O prefeito Eduardo Cavaliere esteve presente e falou sobre a recuperação do Aeroporto do Galeão. Segundo ele, o local passou de 5 para 18 milhões de passageiros após a reestruturação das rotas aeroviárias no Rio de Janeiro. A manobra limitou os voos domésticos no Aeroporto Santos Dumont, que foram redirecionados para o Galeão.
Em seu discurso, Cavaliere afirmou que “tentaram convencer os brasileiros de que esse aeroporto não era viável para voos de longa distância”, e avisa que: “A porta de entrada do Brasil é o Galeão, a porta de entrada do Brasil é o Rio de Janeiro. A gente saiu do número de 500 mil estrangeiros chegando ao Brasil pelo Galeão em 2023 para 2 milhões e 200 mil estrangeiros chegando ao Brasil pelo Galeão em 2025”.
Durante entrevista, o prefeito do Rio afirmou que a reorganização dos voos nos aeroportos cariocas está alinhada com as políticas públicas nacionais.
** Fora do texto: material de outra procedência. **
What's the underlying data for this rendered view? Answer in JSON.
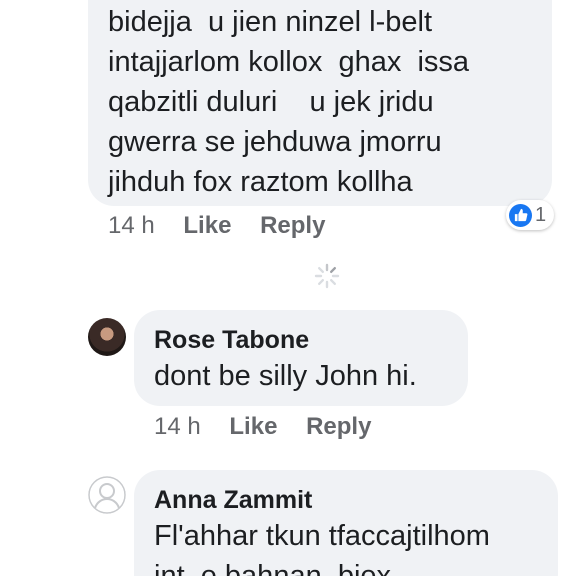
{
  "comments": [
    {
      "lines": [
        "bidejja  u jien ninzel l-belt",
        "intajjarlom kollox  ghax  issa",
        "qabzitli duluri    u jek jridu",
        "gwerra se jehduwa jmorru",
        "jihduh fox raztom kollha"
      ],
      "time": "14 h",
      "like_label": "Like",
      "reply_label": "Reply",
      "reaction": {
        "icon": "thumbs-up-icon",
        "count": "1",
        "color": "#1877f2"
      }
    },
    {
      "author": "Rose Tabone",
      "text": "dont be silly John hi.",
      "time": "14 h",
      "like_label": "Like",
      "reply_label": "Reply"
    },
    {
      "author": "Anna Zammit",
      "lines": [
        "Fl'ahhar tkun tfaccajtilhom",
        "int  e bahnan  biex"
      ]
    }
  ],
  "colors": {
    "bubble": "#f0f2f5",
    "text": "#1c1e21",
    "meta": "#65676b",
    "accent": "#1877f2"
  }
}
Ele afirma que o presidente Lula está de acordo com o crescimento do Aeroporto do Galeão, e mostra em números que o aumento de passageiros no gigante carioca também fomenta uma crescente no fluxo de passageiros de outros estados.
A mudança nas rotas aeroviárias também está alinhada com o Plano Brasis da Embratur, conforme o presidente Bruno Reis contou em entrevista à TMC Rio.
Outros voos com destinos a Lisboa, Orlando e Paris, sem escalas, também serão inaugurados em breve.